Не сердись, повелитель, вещей золотых не трону, и каменья, и ткани не слишком-то мне нужны. Заприметил давно – недовольный и злобный шёпот нарастающим эхом вещает из тишины о старинном проклятии, мстительной страшной каре, мол, украв мою душу, утопит в постылой мгле, тем замучает разум, что каждую ночь в кошмарах приходить будет мёртвый с короной на голове. Кто на месте моём не отринул бы это бремя, а кто сразу бежал, свою суть сохранив от зла? Ничего не возьму, только яркую диадему, и пустые угрозы ничуть не страшат меня.

Почему обжигает ладони дурное злато, цвет алмазов сменился на сумрачный и бордо? Я не чувствую больше тепла и дневной прохлады, вкус еды и вина, аромат полевых цветов. На десятую ночь все монеты бегут сквозь пальцы, пред глазами туман, за которым лишь бледный лик приходящего за диадемой царя-мерзавца, и никто не услышит от страха охрипший крик.

Мародёра сегодня бесславная ждёт погибель, ведь проклятые ценности сводят живых с ума. Если вздумает кто-нибудь грабить мою могилу,

диадему советую с черепа не снимать.

Панихида

Я ещё никогда не гулял на краю деревни, мне всегда говорили, там грустно танцуют камни, бродят странные звери, безмолвно поют деревья. По ночам люди молятся и закрывают ставни. Мне всегда запрещали ходить на опушку леса, там слепые огни водят слабых поглубже в дебри, горизонт застилает туманом, кровавый месяц для чернильных теней на земле открывает двери. Побывавшие там рассказали про привидений, кровожадных сектантов, снующих во тьме друидов. Со времён, когда в центре болот был распят священник, деревенские хаты заполнила панихида.

Разлетелся псалом над забрызганной черепицей – вдоль дымящихся труб, грязных улиц, дворов пустынных, – и незримо ожили забытые небылицы, посыпая умы, как траву посыпает иней. И воскресли из праха неверия, предрассудки, тени старой вражды, боль, которую лечит время. Не стихает молитва седьмые-восьмые сутки над жилищами тех, где обычно преступно немы. Я устало шепчу в общем хоре пустые строки, умоляю кошмарные тени меня покинуть, но смеются средь звёзд, неустанно хохочут боги. Никогда, ни за что не закончится панихида.

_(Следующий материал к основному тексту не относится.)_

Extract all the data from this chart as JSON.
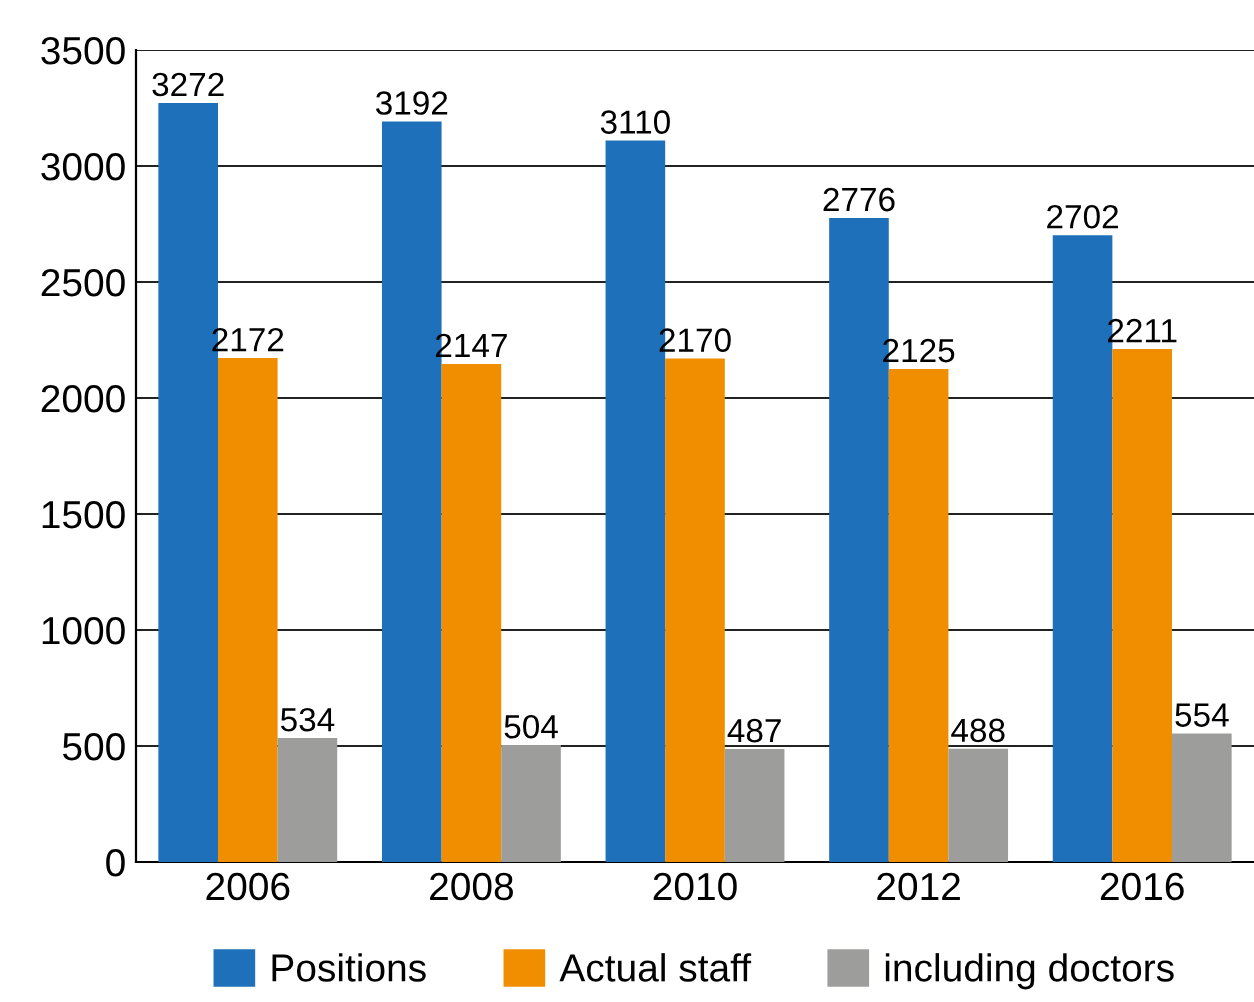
{
  "chart_data": {
    "type": "bar",
    "categories": [
      "2006",
      "2008",
      "2010",
      "2012",
      "2016"
    ],
    "series": [
      {
        "name": "Positions",
        "color": "#1f70bb",
        "values": [
          3272,
          3192,
          3110,
          2776,
          2702
        ]
      },
      {
        "name": "Actual staff",
        "color": "#f18e00",
        "values": [
          2172,
          2147,
          2170,
          2125,
          2211
        ]
      },
      {
        "name": "including doctors",
        "color": "#9d9d9c",
        "values": [
          534,
          504,
          487,
          488,
          554
        ]
      }
    ],
    "ylim": [
      0,
      3500
    ],
    "yticks": [
      0,
      500,
      1000,
      1500,
      2000,
      2500,
      3000,
      3500
    ],
    "grid": "y",
    "legend": "bottom",
    "data_labels": true
  }
}
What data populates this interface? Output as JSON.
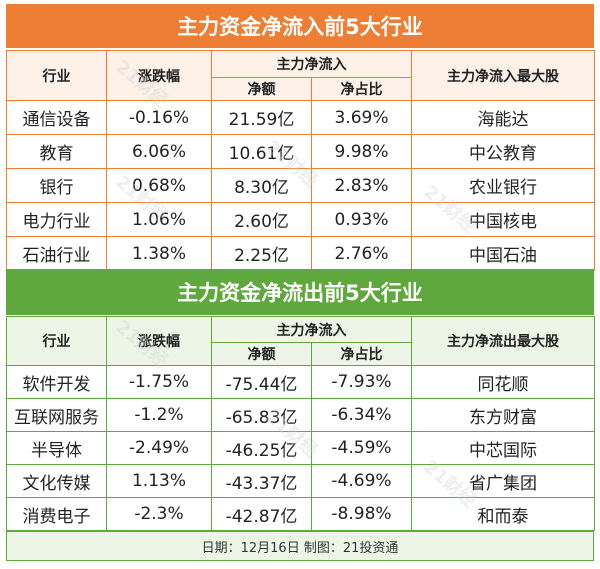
{
  "inflow": {
    "title": "主力资金净流入前5大行业",
    "headers": {
      "industry": "行业",
      "change": "涨跌幅",
      "group": "主力净流入",
      "net": "净额",
      "ratio": "净占比",
      "top_stock": "主力净流入最大股"
    },
    "rows": [
      {
        "industry": "通信设备",
        "change": "-0.16%",
        "net": "21.59亿",
        "ratio": "3.69%",
        "stock": "海能达"
      },
      {
        "industry": "教育",
        "change": "6.06%",
        "net": "10.61亿",
        "ratio": "9.98%",
        "stock": "中公教育"
      },
      {
        "industry": "银行",
        "change": "0.68%",
        "net": "8.30亿",
        "ratio": "2.83%",
        "stock": "农业银行"
      },
      {
        "industry": "电力行业",
        "change": "1.06%",
        "net": "2.60亿",
        "ratio": "0.93%",
        "stock": "中国核电"
      },
      {
        "industry": "石油行业",
        "change": "1.38%",
        "net": "2.25亿",
        "ratio": "2.76%",
        "stock": "中国石油"
      }
    ]
  },
  "outflow": {
    "title": "主力资金净流出前5大行业",
    "headers": {
      "industry": "行业",
      "change": "涨跌幅",
      "group": "主力净流入",
      "net": "净额",
      "ratio": "净占比",
      "top_stock": "主力净流出最大股"
    },
    "rows": [
      {
        "industry": "软件开发",
        "change": "-1.75%",
        "net": "-75.44亿",
        "ratio": "-7.93%",
        "stock": "同花顺"
      },
      {
        "industry": "互联网服务",
        "change": "-1.2%",
        "net": "-65.83亿",
        "ratio": "-6.34%",
        "stock": "东方财富"
      },
      {
        "industry": "半导体",
        "change": "-2.49%",
        "net": "-46.25亿",
        "ratio": "-4.59%",
        "stock": "中芯国际"
      },
      {
        "industry": "文化传媒",
        "change": "1.13%",
        "net": "-43.37亿",
        "ratio": "-4.69%",
        "stock": "省广集团"
      },
      {
        "industry": "消费电子",
        "change": "-2.3%",
        "net": "-42.87亿",
        "ratio": "-8.98%",
        "stock": "和而泰"
      }
    ]
  },
  "footer": "日期：12月16日 制图：21投资通",
  "watermark": "21财经",
  "colors": {
    "inflow_accent": "#ee7e33",
    "outflow_accent": "#5fa83d"
  }
}
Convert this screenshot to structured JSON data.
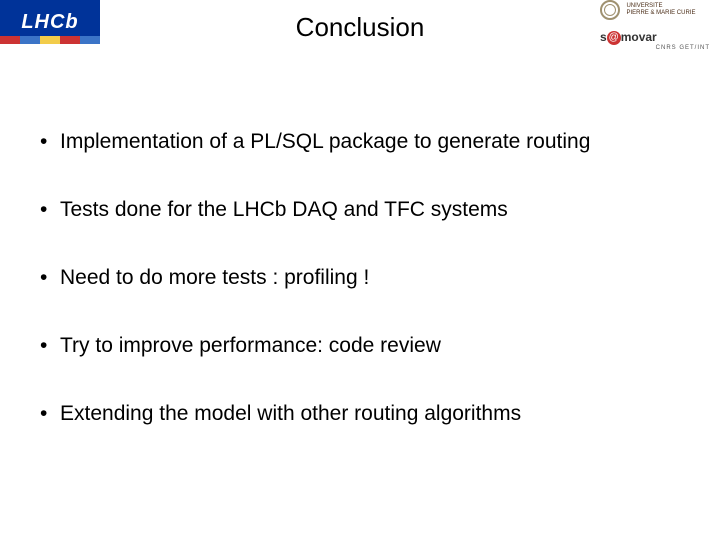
{
  "header": {
    "title": "Conclusion",
    "logo_left": {
      "text": "LHCb"
    },
    "logo_right_top": {
      "line1": "UNIVERSITE",
      "line2": "PIERRE & MARIE CURIE"
    },
    "logo_right_bottom": {
      "prefix": "s",
      "suffix": "movar",
      "sub": "CNRS   GET/INT"
    }
  },
  "bullets": [
    "Implementation of a PL/SQL package to generate routing",
    "Tests done for the LHCb DAQ and TFC systems",
    "Need to do more tests : profiling !",
    "Try to improve performance: code review",
    "Extending the model with other routing algorithms"
  ],
  "bullet_char": "•",
  "colors": {
    "background": "#ffffff",
    "text": "#000000",
    "logo_left_bg": "#003399",
    "logo_left_text": "#ffffff"
  }
}
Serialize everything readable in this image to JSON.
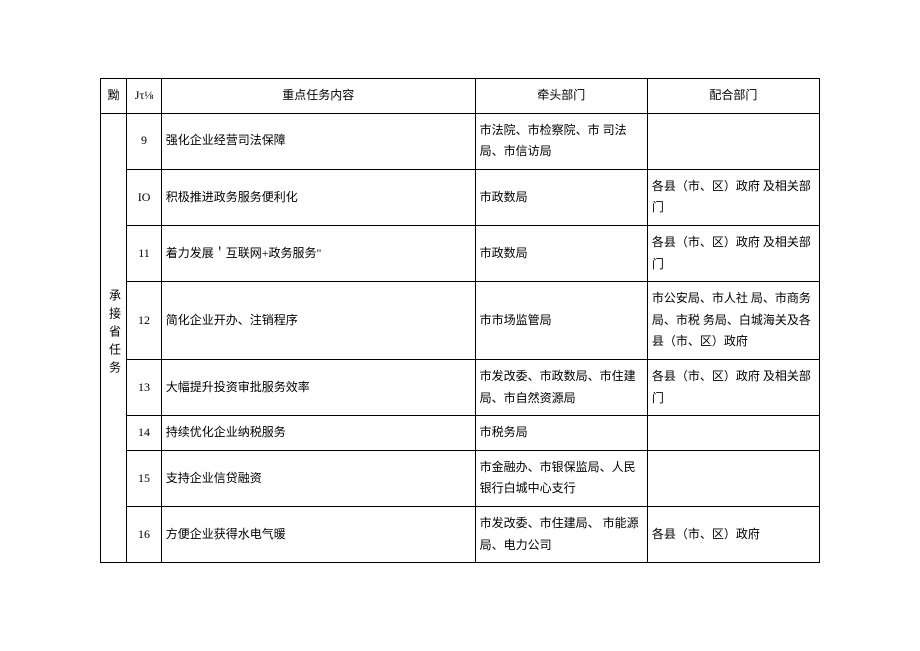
{
  "columns": {
    "a": "黝",
    "b": "Jτ⅛",
    "c": "重点任务内容",
    "d": "牵头部门",
    "e": "配合部门"
  },
  "group_label": "承接省任务",
  "rows": [
    {
      "num": "9",
      "task": "强化企业经营司法保障",
      "lead": "市法院、市检察院、市 司法局、市信访局",
      "coop": ""
    },
    {
      "num": "IO",
      "task": "积极推进政务服务便利化",
      "lead": "市政数局",
      "coop": "各县（市、区）政府 及相关部门"
    },
    {
      "num": "11",
      "task": "着力发展＇互联网+政务服务\"",
      "lead": "市政数局",
      "coop": "各县（市、区）政府 及相关部门"
    },
    {
      "num": "12",
      "task": "简化企业开办、注销程序",
      "lead": "市市场监管局",
      "coop": "市公安局、市人社 局、市商务局、市税 务局、白城海关及各 县（市、区）政府"
    },
    {
      "num": "13",
      "task": "大幅提升投资审批服务效率",
      "lead": "市发改委、市政数局、市住建局、市自然资源局",
      "coop": "各县（市、区）政府 及相关部门"
    },
    {
      "num": "14",
      "task": "持续优化企业纳税服务",
      "lead": "市税务局",
      "coop": ""
    },
    {
      "num": "15",
      "task": "支持企业信贷融资",
      "lead": "市金融办、市银保监局、人民银行白城中心支行",
      "coop": ""
    },
    {
      "num": "16",
      "task": "方便企业获得水电气暖",
      "lead": "市发改委、市住建局、 市能源局、电力公司",
      "coop": "各县（市、区）政府"
    }
  ]
}
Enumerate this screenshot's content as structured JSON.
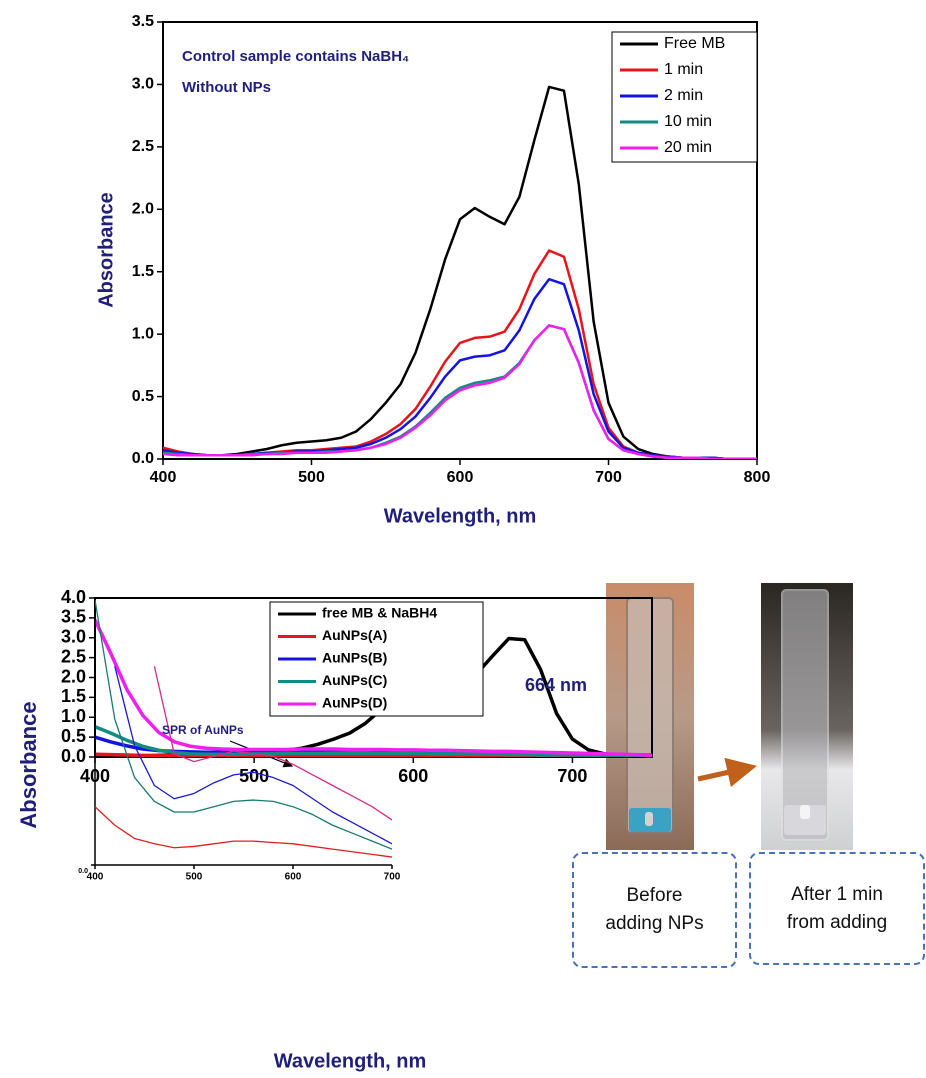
{
  "chart_data": [
    {
      "type": "line",
      "x_label": "Wavelength, nm",
      "y_label": "Absorbance",
      "annotations": [
        "Control sample contains NaBH₄",
        "Without NPs"
      ],
      "x": [
        400,
        410,
        420,
        430,
        440,
        450,
        460,
        470,
        480,
        490,
        500,
        510,
        520,
        530,
        540,
        550,
        560,
        570,
        580,
        590,
        600,
        610,
        620,
        630,
        640,
        650,
        660,
        670,
        680,
        690,
        700,
        710,
        720,
        730,
        740,
        750,
        760,
        770,
        780,
        790,
        800
      ],
      "series": [
        {
          "name": "Free MB",
          "color": "#000000",
          "values": [
            0.05,
            0.04,
            0.03,
            0.03,
            0.03,
            0.04,
            0.06,
            0.08,
            0.11,
            0.13,
            0.14,
            0.15,
            0.17,
            0.22,
            0.32,
            0.45,
            0.6,
            0.85,
            1.2,
            1.6,
            1.92,
            2.01,
            1.94,
            1.88,
            2.1,
            2.55,
            2.98,
            2.95,
            2.2,
            1.1,
            0.45,
            0.18,
            0.08,
            0.04,
            0.02,
            0.01,
            0.01,
            0.01,
            0.0,
            0.0,
            0.0
          ]
        },
        {
          "name": "1 min",
          "color": "#e8141b",
          "values": [
            0.09,
            0.06,
            0.04,
            0.03,
            0.03,
            0.03,
            0.04,
            0.05,
            0.06,
            0.07,
            0.07,
            0.08,
            0.09,
            0.1,
            0.14,
            0.2,
            0.28,
            0.4,
            0.58,
            0.78,
            0.93,
            0.97,
            0.98,
            1.02,
            1.2,
            1.48,
            1.67,
            1.62,
            1.2,
            0.6,
            0.25,
            0.1,
            0.05,
            0.03,
            0.02,
            0.01,
            0.01,
            0.01,
            0.0,
            0.0,
            0.0
          ]
        },
        {
          "name": "2 min",
          "color": "#1414e0",
          "values": [
            0.07,
            0.05,
            0.04,
            0.03,
            0.03,
            0.03,
            0.04,
            0.05,
            0.05,
            0.06,
            0.06,
            0.07,
            0.08,
            0.09,
            0.12,
            0.17,
            0.24,
            0.34,
            0.49,
            0.66,
            0.79,
            0.82,
            0.83,
            0.87,
            1.03,
            1.28,
            1.44,
            1.4,
            1.03,
            0.52,
            0.22,
            0.09,
            0.05,
            0.03,
            0.02,
            0.01,
            0.01,
            0.01,
            0.0,
            0.0,
            0.0
          ]
        },
        {
          "name": "10 min",
          "color": "#138a84",
          "values": [
            0.05,
            0.04,
            0.03,
            0.03,
            0.03,
            0.03,
            0.04,
            0.04,
            0.05,
            0.05,
            0.05,
            0.06,
            0.06,
            0.07,
            0.09,
            0.13,
            0.18,
            0.26,
            0.37,
            0.49,
            0.57,
            0.61,
            0.63,
            0.66,
            0.77,
            0.95,
            1.07,
            1.04,
            0.77,
            0.39,
            0.16,
            0.07,
            0.04,
            0.02,
            0.01,
            0.01,
            0.01,
            0.0,
            0.0,
            0.0,
            0.0
          ]
        },
        {
          "name": "20 min",
          "color": "#f01ef0",
          "values": [
            0.04,
            0.03,
            0.03,
            0.03,
            0.03,
            0.03,
            0.03,
            0.04,
            0.04,
            0.05,
            0.05,
            0.05,
            0.06,
            0.07,
            0.09,
            0.12,
            0.17,
            0.25,
            0.35,
            0.47,
            0.55,
            0.59,
            0.61,
            0.65,
            0.76,
            0.95,
            1.07,
            1.04,
            0.77,
            0.39,
            0.16,
            0.07,
            0.04,
            0.02,
            0.01,
            0.01,
            0.01,
            0.0,
            0.0,
            0.0,
            0.0
          ]
        }
      ],
      "xlim": [
        400,
        800
      ],
      "xticks": [
        400,
        500,
        600,
        700,
        800
      ],
      "ylim": [
        0,
        3.5
      ],
      "yticks": [
        {
          "value": 0,
          "label": "0.0"
        },
        0.5,
        {
          "value": 1,
          "label": "1.0"
        },
        1.5,
        {
          "value": 2,
          "label": "2.0"
        },
        2.5,
        {
          "value": 3,
          "label": "3.0"
        },
        3.5
      ],
      "grid": false,
      "legend": "upper right"
    },
    {
      "type": "line",
      "x_label": "Wavelength, nm",
      "y_label": "Absorbance",
      "annotations": [
        "664 nm"
      ],
      "x": [
        400,
        410,
        420,
        430,
        440,
        450,
        460,
        470,
        480,
        490,
        500,
        510,
        520,
        530,
        540,
        550,
        560,
        570,
        580,
        590,
        600,
        610,
        620,
        630,
        640,
        650,
        660,
        670,
        680,
        690,
        700,
        710,
        720,
        730,
        740,
        750
      ],
      "series": [
        {
          "name": "free MB & NaBH4",
          "color": "#000000",
          "values": [
            0.03,
            0.03,
            0.03,
            0.03,
            0.04,
            0.05,
            0.07,
            0.09,
            0.11,
            0.13,
            0.14,
            0.15,
            0.17,
            0.22,
            0.32,
            0.45,
            0.6,
            0.85,
            1.2,
            1.6,
            1.92,
            2.01,
            1.94,
            1.88,
            2.1,
            2.55,
            2.98,
            2.95,
            2.2,
            1.1,
            0.45,
            0.18,
            0.08,
            0.04,
            0.02,
            0.01
          ]
        },
        {
          "name": "AuNPs(A)",
          "color": "#e8141b",
          "values": [
            0.07,
            0.06,
            0.05,
            0.04,
            0.03,
            0.03,
            0.03,
            0.03,
            0.03,
            0.03,
            0.03,
            0.03,
            0.04,
            0.04,
            0.04,
            0.04,
            0.04,
            0.04,
            0.04,
            0.04,
            0.04,
            0.04,
            0.04,
            0.03,
            0.03,
            0.03,
            0.03,
            0.03,
            0.03,
            0.03,
            0.02,
            0.02,
            0.02,
            0.02,
            0.02,
            0.02
          ]
        },
        {
          "name": "AuNPs(B)",
          "color": "#1414e0",
          "values": [
            0.5,
            0.38,
            0.28,
            0.2,
            0.16,
            0.14,
            0.13,
            0.12,
            0.12,
            0.13,
            0.14,
            0.15,
            0.16,
            0.17,
            0.17,
            0.18,
            0.18,
            0.18,
            0.17,
            0.17,
            0.16,
            0.15,
            0.14,
            0.13,
            0.12,
            0.11,
            0.1,
            0.09,
            0.08,
            0.08,
            0.07,
            0.07,
            0.06,
            0.06,
            0.05,
            0.05
          ]
        },
        {
          "name": "AuNPs(C)",
          "color": "#138a84",
          "values": [
            0.76,
            0.6,
            0.42,
            0.27,
            0.17,
            0.11,
            0.08,
            0.07,
            0.07,
            0.07,
            0.08,
            0.08,
            0.09,
            0.09,
            0.09,
            0.09,
            0.09,
            0.09,
            0.09,
            0.09,
            0.09,
            0.08,
            0.08,
            0.08,
            0.07,
            0.07,
            0.06,
            0.06,
            0.05,
            0.05,
            0.05,
            0.04,
            0.04,
            0.04,
            0.03,
            0.03
          ]
        },
        {
          "name": "AuNPs(D)",
          "color": "#f01ef0",
          "values": [
            3.45,
            2.6,
            1.7,
            1.05,
            0.62,
            0.38,
            0.27,
            0.22,
            0.2,
            0.19,
            0.19,
            0.19,
            0.19,
            0.2,
            0.2,
            0.2,
            0.19,
            0.19,
            0.19,
            0.18,
            0.18,
            0.17,
            0.17,
            0.16,
            0.15,
            0.14,
            0.14,
            0.13,
            0.12,
            0.11,
            0.1,
            0.09,
            0.08,
            0.07,
            0.06,
            0.04
          ]
        }
      ],
      "xlim": [
        400,
        750
      ],
      "xticks": [
        400,
        500,
        600,
        700
      ],
      "ylim": [
        0,
        4
      ],
      "yticks": [
        {
          "value": 0,
          "label": "0.0"
        },
        0.5,
        {
          "value": 1,
          "label": "1.0"
        },
        1.5,
        {
          "value": 2,
          "label": "2.0"
        },
        2.5,
        {
          "value": 3,
          "label": "3.0"
        },
        3.5,
        {
          "value": 4,
          "label": "4.0"
        }
      ],
      "grid": false,
      "legend": "upper center"
    },
    {
      "type": "line",
      "annotations": [
        "SPR of AuNPs"
      ],
      "x": [
        400,
        420,
        440,
        460,
        480,
        500,
        520,
        540,
        560,
        580,
        600,
        620,
        640,
        660,
        680,
        700
      ],
      "series": [
        {
          "color": "#e02020",
          "values": [
            0.22,
            0.15,
            0.1,
            0.08,
            0.065,
            0.07,
            0.08,
            0.09,
            0.09,
            0.085,
            0.08,
            0.07,
            0.06,
            0.05,
            0.04,
            0.03
          ]
        },
        {
          "color": "#1a1ad0",
          "values": [
            null,
            0.75,
            0.45,
            0.3,
            0.25,
            0.27,
            0.31,
            0.34,
            0.35,
            0.33,
            0.3,
            0.25,
            0.2,
            0.16,
            0.12,
            0.08
          ]
        },
        {
          "color": "#1a7a70",
          "values": [
            1.0,
            0.55,
            0.33,
            0.24,
            0.2,
            0.2,
            0.22,
            0.24,
            0.245,
            0.24,
            0.22,
            0.19,
            0.15,
            0.12,
            0.09,
            0.06
          ]
        },
        {
          "color": "#d82a8c",
          "values": [
            null,
            null,
            null,
            0.75,
            0.42,
            0.39,
            0.41,
            0.43,
            0.42,
            0.41,
            0.38,
            0.34,
            0.3,
            0.26,
            0.22,
            0.17
          ]
        }
      ],
      "xlim": [
        400,
        700
      ],
      "xticks": [
        400,
        500,
        600,
        700
      ],
      "ylim": [
        0,
        1
      ],
      "yticks": [
        {
          "value": 0,
          "label": "0.0"
        }
      ],
      "grid": false
    }
  ],
  "photos": [
    {
      "caption": "Before adding NPs"
    },
    {
      "caption": "After 1 min from adding"
    }
  ]
}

Догадаются люди, откуда пришли их беды, кто привёл на порог из лесов темноту густую, только скроются с улочек странные силуэты, перестанут бродить по ним медленно и вслепую, стихнут в дальних поместьях рычание, вой и крики и бордовое зарево сменится чистым небом, но вот тьма не уходит, в ночи золотые блики к стёклам окон всё ближе, а воздух пропитан пеплом.

Мне всегда запрещали гулять на краю деревни, за ворота соваться, ходить далеко от хижин, но смотрю, как висит на горящем кресте священник и смеётся беззвучно, кричит мне

с соседской крыши.

Паладин

Пусть поднявший неправедный меч от меча и сгинет, но божественный воин отныне всегда прощён за покинутый храм, дни скитания на чужбине, с шеи сорванный крест, панцирь, спрятанный под плащом, богохульную мысль без обряда крестить, касаться иноверных людей, к слову господа что глухи, за потухшее пламя, невинную кровь на пальцах. Лишь бы всё не забыть и потом отмолить грехи, обойти крестным ходом вокруг самой главной церкви и дождаться, пока отгремит колокольный звон, лишь тогда лики грустных, усталых, давно умерших перестанут угрюмо глядеть с полотна икон.